La hipótesis que los estudiosos consideran actualmente más plausible es la de un desplazamiento en varias etapas. El megalito podría haber sido transportado por tierra durante largos tramos, utilizando al mismo tiempo vías navegables, rutas fluviales o caminos costeros siempre que las condiciones lo hicieran posible. Esta estrategia habría permitido cubrir una distancia excepcional al reducir las dificultades logísticas asociadas al transporte de una piedra de seis toneladas.
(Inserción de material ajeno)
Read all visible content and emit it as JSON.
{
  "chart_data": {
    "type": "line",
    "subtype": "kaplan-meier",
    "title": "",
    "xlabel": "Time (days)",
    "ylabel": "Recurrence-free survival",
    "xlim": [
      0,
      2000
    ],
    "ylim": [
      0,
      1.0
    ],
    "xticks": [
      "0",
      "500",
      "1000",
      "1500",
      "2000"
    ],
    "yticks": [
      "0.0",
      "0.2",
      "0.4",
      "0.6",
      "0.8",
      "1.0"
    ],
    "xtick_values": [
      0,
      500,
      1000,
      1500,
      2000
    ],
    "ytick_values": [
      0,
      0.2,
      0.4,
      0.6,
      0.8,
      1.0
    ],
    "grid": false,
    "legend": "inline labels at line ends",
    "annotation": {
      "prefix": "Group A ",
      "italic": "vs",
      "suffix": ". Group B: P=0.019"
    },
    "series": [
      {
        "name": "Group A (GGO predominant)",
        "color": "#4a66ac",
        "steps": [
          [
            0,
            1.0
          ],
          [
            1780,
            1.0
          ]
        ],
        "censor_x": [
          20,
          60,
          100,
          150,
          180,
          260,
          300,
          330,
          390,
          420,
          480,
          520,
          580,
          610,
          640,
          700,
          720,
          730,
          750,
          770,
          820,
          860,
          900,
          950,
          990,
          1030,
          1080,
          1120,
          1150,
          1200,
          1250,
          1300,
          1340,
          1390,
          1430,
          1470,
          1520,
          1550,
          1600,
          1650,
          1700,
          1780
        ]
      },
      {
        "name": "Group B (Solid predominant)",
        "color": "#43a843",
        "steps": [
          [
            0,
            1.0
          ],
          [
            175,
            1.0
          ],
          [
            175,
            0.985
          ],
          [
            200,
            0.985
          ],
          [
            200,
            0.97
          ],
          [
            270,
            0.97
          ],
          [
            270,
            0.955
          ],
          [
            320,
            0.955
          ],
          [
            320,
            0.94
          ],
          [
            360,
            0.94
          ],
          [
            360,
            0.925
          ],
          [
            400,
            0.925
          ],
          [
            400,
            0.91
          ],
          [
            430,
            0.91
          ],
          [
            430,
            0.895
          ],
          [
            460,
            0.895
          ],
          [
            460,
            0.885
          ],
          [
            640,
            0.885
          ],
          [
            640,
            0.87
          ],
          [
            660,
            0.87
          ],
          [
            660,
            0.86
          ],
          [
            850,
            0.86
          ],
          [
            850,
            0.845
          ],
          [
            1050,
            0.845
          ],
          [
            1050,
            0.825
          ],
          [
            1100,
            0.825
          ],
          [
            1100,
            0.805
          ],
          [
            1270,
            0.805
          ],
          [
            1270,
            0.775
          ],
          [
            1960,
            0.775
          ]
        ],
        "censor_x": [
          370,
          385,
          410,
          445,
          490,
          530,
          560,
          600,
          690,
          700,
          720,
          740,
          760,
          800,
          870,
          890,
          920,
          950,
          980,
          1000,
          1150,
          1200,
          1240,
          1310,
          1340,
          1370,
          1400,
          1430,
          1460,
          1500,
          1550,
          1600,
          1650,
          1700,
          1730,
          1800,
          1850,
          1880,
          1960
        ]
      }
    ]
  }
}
Las implicaciones de la investigación van más allá de la simple reconstrucción de la ruta de la Piedra del Altar. De hecho, el estudio ofrece nuevas perspectivas sobre las capacidades técnicas y organizativas de las comunidades neolíticas de Gran Bretaña. Transportar un bloque de este tamaño a través de cientos de kilómetros habría requerido una planificación extremadamente detallada, la cooperación entre diferentes grupos humanos y un conocimiento profundo del terreno. Transportar una piedra de este tamaño a través de una distancia tan larga habría requerido planificación, coordinación y un profundo conocimiento del paisaje, por no hablar de una extraordinaria determinación", afirmó Clarke. Para los investigadores, este nivel de organización sugiere que las poblaciones neolíticas poseían unas habilidades logísticas y sociales probablemente más avanzadas de lo que se había reconocido hasta ahora. Así, la construcción de Stonehenge se perfila cada vez más como el resultado de amplias redes de colaboración y de una notable capacidad para movilizar recursos humanos a gran escala.
Otro aspecto destacado por la investigación se refiere al valor del enfoque interdisciplinar. En efecto, la combinación de análisis geológicos de alta precisión y sofisticados modelos informáticos ha permitido abordar una cuestión abierta desde hace décadas y reducir considerablemente el campo de las posibles explicaciones. “El estudio demuestra cómo la combinación de análisis geológicos y modelos informáticos puede ayudar a resolver antiguas cuestiones sobre cómo se construyó Stonehenge”, concluye Clarke.
Las investigaciones futuras se orientarán a determinar con mayor precisión el punto exacto de origen de la Piedra del Altar, en el noreste de Escocia, y a reconstruir las posibles rutas utilizadas por las comunidades prehistóricas. Los estudiosos esperan que nuevos análisis geológicos y más modelos de simulación proporcionen detalles aún más precisos sobre cómo uno de los megalitos más enigmáticos de Stonehenge consiguió llegar a su destino final.
El estudio, titulado From Highlands to Henge: Refining the Provenance and Transport Pathways of Stonehenge’s Altar Stone, se publicó en el Journal of Quaternary Science con DOI 10.1002/jqs.70080 y representa una de las contribuciones más recientes al debate científico sobre los orígenes y la construcción de uno de los monumentos prehistóricos más famosos del mundo.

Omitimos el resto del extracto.